San Francisco Restaurant Ordered To Fork Over $525,000 In Back Pay To Employees
The City Attorney’s office alleged that the restaurant owners took advantage of immigrant workers who were unaware of basic labor laws and minimum wage standards. San Francisco has the highest minimum wage in the entire country at $10.55/hour, though it was slightly lower ($9.92/hour) when the case was filed against the eatery.
“I did everything; whatever the boss asked me to do,” one employee told the San Francisco Chronicle. “They only gave me three hours on my paycheck, but I worked 9 (a.m.) to 9 (p.m.) – 11 hours because I got an hour for lunch.”
The woman, who will receive about $89,000 for her five years of underpaid work, wanted to remain anonymous for the story because she feared being unable to get a job at another restaurant.
A second former worker says she not only toiled at the restaurant during the day, but was the owners’ housecleaner in the evening.
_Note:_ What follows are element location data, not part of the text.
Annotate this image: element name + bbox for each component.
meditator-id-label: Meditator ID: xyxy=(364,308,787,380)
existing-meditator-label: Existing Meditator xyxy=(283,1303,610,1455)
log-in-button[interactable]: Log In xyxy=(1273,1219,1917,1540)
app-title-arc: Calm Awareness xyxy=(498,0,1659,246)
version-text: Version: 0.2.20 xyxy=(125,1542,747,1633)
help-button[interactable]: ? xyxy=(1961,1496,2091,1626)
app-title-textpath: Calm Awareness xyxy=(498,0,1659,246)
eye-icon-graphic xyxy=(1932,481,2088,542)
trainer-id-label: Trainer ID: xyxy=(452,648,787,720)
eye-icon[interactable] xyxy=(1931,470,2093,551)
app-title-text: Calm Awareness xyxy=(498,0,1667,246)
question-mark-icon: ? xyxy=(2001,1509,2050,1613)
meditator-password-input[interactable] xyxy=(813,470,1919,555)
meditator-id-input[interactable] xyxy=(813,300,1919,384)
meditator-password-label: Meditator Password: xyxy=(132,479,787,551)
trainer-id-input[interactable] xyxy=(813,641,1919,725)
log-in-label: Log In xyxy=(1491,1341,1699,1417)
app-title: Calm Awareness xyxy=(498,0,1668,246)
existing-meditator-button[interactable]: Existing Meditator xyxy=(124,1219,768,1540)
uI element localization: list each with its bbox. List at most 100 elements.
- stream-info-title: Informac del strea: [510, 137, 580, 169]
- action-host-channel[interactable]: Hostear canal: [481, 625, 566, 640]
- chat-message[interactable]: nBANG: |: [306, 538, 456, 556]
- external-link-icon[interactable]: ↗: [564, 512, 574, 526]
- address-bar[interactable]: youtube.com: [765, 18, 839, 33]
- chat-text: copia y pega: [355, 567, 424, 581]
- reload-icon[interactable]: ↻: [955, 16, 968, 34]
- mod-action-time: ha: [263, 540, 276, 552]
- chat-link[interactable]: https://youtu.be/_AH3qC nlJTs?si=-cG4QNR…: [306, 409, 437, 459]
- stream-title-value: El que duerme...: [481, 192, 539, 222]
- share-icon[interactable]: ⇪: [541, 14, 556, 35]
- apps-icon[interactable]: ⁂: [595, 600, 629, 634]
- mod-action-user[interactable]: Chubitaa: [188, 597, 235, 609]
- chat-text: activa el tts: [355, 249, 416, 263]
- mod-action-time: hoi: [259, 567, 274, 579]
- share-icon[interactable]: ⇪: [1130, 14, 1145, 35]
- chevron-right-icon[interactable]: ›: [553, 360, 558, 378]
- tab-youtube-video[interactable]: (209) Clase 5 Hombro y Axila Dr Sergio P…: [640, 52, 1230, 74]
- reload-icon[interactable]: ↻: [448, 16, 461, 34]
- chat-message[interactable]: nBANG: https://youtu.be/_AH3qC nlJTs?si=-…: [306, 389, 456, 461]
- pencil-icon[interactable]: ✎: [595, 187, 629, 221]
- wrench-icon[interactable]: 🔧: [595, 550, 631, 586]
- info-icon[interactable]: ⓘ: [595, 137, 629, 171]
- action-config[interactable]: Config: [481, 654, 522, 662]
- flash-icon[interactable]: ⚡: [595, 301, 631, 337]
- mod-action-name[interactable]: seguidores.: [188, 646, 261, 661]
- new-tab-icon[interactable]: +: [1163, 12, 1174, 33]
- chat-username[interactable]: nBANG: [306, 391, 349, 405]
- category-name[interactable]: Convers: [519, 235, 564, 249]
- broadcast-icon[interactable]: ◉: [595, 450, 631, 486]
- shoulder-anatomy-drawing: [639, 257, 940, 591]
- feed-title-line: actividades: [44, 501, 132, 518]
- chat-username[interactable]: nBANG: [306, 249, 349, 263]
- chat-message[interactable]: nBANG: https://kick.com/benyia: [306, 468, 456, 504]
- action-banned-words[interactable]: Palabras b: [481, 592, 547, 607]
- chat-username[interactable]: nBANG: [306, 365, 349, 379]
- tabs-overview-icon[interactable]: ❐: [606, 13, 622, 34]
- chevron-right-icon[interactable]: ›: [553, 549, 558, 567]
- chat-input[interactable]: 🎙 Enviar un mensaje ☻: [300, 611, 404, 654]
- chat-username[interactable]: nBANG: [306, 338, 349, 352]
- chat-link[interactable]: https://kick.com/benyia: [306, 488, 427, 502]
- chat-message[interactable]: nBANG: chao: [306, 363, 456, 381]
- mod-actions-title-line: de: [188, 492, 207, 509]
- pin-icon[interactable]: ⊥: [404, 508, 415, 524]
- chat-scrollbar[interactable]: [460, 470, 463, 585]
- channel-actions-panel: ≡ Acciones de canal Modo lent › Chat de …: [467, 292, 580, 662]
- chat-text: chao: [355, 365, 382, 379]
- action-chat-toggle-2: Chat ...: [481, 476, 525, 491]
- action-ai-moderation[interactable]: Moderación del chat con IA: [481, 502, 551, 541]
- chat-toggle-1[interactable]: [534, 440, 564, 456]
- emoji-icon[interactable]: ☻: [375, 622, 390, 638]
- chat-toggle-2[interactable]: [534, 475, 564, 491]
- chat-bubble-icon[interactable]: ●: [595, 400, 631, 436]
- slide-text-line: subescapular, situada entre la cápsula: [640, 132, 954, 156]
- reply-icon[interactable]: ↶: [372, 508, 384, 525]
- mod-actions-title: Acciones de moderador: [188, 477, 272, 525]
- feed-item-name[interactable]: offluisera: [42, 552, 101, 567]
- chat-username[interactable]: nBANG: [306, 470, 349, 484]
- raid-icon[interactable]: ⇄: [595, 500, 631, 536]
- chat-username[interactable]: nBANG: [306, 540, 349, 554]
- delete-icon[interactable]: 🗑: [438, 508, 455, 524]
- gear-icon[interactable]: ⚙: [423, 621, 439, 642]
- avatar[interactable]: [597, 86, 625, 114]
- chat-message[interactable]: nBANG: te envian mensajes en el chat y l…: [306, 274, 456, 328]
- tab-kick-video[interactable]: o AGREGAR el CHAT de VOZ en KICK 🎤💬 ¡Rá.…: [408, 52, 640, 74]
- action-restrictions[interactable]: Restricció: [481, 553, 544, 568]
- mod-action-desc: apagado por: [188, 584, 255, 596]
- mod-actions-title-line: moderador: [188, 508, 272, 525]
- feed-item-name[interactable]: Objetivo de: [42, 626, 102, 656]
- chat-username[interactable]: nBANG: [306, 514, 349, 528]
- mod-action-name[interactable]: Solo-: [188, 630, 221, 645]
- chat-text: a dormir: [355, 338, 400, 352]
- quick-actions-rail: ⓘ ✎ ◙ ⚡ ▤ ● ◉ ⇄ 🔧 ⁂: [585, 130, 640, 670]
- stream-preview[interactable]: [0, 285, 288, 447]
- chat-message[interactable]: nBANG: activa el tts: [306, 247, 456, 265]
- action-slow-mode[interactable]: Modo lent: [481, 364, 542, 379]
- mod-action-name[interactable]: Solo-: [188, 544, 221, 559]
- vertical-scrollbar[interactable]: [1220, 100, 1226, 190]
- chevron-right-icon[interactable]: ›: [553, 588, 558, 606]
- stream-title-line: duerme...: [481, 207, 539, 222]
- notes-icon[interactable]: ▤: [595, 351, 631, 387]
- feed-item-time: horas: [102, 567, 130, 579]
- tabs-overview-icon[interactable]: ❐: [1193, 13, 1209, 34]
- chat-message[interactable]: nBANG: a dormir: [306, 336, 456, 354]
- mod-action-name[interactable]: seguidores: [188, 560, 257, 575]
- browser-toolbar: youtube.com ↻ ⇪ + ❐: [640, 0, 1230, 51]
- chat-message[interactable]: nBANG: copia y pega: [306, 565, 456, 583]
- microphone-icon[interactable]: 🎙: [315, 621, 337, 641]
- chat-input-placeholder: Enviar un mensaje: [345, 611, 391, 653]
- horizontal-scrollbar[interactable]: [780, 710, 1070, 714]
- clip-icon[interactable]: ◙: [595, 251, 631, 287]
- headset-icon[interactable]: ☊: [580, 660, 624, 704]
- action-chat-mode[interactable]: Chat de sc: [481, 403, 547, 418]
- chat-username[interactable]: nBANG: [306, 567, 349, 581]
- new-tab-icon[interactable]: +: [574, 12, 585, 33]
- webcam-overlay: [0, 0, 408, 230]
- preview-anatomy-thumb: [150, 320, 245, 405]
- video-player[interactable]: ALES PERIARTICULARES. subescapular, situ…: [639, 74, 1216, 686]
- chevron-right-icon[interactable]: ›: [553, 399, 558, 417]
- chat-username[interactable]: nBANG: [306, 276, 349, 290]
The restaurant has apparently already turned over the $525,000 to the city.
These sorts of crackdowns aren’t just in the interest of human rights and observing the law. The city and state were both cheated out of tax revenue by the restaurant. The Chronicle reports that, between the lost taxes and the money that properly paid employees would have injected back into the economy, these sort of schemes result in $7 billion/year lost to the state of California.
Since 2004, San Francisco has collected more than $7.4 million in back pay and interest for workers and $526,000 in penalties.